13. MUMMIES OF GUANAJUATO—EL MUSEO DE LAS MOMIAS, GUANAJUATO, MEXICO
For about a hundred years starting in the 19th century, a local tax in Guanajuato was levied on burials. If the family couldn’t pay the tax three years in a row, the corpse would be dug up. The climate of the area naturally mummified many of the bodies, and the unclaimed ones were stored in a nearby building. Pretty quickly, graveyard caretakers started charging for admission to see the mummies, which range in age from infants to the elderly. Today, the collection holds 111 mummies.

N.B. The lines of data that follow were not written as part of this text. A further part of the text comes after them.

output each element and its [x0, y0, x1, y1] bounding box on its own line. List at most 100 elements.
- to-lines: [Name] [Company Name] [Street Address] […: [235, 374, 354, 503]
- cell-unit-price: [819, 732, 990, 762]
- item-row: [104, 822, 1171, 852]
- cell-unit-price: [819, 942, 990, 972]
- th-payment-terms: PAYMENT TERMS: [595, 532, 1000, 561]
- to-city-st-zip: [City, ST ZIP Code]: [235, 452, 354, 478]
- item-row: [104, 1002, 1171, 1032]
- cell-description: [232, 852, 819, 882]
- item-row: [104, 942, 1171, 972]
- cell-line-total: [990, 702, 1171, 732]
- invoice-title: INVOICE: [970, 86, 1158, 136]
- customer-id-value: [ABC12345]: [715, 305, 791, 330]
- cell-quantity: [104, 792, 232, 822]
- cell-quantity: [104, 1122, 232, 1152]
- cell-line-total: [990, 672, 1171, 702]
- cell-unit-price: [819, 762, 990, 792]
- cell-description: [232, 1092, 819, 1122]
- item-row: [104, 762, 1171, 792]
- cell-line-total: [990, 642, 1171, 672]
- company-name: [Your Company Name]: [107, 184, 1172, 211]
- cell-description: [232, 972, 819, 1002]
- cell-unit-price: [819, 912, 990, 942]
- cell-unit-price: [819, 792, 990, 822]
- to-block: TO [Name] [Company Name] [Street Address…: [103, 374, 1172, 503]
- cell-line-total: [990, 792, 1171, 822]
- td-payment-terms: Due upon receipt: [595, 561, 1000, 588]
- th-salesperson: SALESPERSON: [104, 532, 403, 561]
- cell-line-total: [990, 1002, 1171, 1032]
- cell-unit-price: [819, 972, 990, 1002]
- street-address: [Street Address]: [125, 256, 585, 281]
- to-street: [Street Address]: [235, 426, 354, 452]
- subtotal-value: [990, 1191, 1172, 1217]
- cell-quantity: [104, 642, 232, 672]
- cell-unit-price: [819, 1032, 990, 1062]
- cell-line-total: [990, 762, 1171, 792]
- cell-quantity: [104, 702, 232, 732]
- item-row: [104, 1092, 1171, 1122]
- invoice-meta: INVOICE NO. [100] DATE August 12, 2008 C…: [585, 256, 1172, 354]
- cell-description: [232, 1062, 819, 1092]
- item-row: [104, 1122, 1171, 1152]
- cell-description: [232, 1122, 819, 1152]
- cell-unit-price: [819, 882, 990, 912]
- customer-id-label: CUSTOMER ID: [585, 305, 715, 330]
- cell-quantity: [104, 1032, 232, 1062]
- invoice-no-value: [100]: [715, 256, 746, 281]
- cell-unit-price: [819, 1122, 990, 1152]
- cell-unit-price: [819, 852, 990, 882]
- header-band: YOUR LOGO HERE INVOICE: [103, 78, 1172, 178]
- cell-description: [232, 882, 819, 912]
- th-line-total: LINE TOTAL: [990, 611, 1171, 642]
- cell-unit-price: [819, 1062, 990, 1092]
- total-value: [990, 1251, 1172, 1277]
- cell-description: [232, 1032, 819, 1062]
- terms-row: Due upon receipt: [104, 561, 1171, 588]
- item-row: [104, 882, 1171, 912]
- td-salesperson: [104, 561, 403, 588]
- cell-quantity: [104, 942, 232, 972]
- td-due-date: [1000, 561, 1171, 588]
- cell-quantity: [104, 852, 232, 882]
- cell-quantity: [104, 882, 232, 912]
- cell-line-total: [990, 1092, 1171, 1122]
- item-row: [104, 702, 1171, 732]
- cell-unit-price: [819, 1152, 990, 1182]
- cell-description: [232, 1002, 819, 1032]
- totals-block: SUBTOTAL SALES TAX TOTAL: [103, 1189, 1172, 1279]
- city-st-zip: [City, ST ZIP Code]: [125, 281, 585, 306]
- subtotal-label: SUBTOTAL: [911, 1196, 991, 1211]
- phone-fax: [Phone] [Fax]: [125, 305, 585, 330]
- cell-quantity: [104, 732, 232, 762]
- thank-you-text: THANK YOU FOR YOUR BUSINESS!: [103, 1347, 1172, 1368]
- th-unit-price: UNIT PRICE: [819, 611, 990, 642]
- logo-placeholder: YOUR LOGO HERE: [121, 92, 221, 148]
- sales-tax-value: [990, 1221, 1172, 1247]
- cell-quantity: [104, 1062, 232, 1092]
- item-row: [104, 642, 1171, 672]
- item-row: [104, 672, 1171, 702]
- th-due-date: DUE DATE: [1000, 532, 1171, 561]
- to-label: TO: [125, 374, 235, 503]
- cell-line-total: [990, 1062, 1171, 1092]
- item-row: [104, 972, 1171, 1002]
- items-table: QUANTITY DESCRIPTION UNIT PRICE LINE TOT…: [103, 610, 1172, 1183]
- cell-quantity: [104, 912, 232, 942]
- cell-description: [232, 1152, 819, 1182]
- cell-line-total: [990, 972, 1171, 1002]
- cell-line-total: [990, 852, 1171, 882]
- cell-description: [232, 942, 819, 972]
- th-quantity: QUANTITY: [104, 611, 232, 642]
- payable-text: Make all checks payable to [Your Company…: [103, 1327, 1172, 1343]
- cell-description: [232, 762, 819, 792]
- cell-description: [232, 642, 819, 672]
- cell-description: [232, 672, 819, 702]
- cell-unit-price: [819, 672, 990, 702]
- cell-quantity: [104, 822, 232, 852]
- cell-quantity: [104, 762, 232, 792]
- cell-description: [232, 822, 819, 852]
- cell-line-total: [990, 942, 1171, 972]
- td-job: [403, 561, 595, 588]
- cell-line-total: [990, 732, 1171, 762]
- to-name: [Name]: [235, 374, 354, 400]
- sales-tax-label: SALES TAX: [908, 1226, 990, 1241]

14. HATSHEPSHUT AND RAMESS II—MUSEUM OF EGYPTIAN ANTIQUITIES, CAIRO, EGYPT
Some of the most famous mummies in the world reside in Egypt, having been excavated from the Valley of the Kings. Hatshepsut was the second incontrovertibly female pharaoh, dying in 1458 BCE in her 50s from bone cancer, possibly as a result of carcinogenic skin lotion, according to recent forensic analysis. She also suffered from diabetes, arthritis, and bad teeth. A later pharaoh, Ramesses II, died around age 90 in 1213 BCE. Because of his campaigns and numerous monuments, he is one of the most well-known Egyptian pharaohs. Thanks to numerous battles, Ramesses’ body showed evidence of healed injuries and arthritis; his arteries were hardened; and he had a massive dental infection that might very well have killed him. These and many other ancient Egyptian ruler mummies are on display at the Cairo Museum, along with their gold grave masks and sarcophagi.
15. DAIJUKU BOSATSU SHINNYOKAI-SHONIN—RYUSUI-JI DAINICHIBO TEMPLE, TSURUOKA CITY, JAPAN
Sokushinbutsu is self-mummification that was practiced by Buddhist monks in the Yamagata prefecture in the 11th–19th centuries. This involved eating primarily pine needles, seeds, and resins to lose fat stores, and over the course of several years reducing intake of liquids to dehydrate the body. Monks would die while meditating, having naturally mummified themselves. Although hundreds of monks reportedly tried this over the centuries, only about two dozen are known to have succeeded. Perhaps the most famous monk who achieved sokushinbutsu is Daijuku Bosatsu Shinnyokai-Shonin, who died in 1783 and whose body is on display in a Buddhist temple.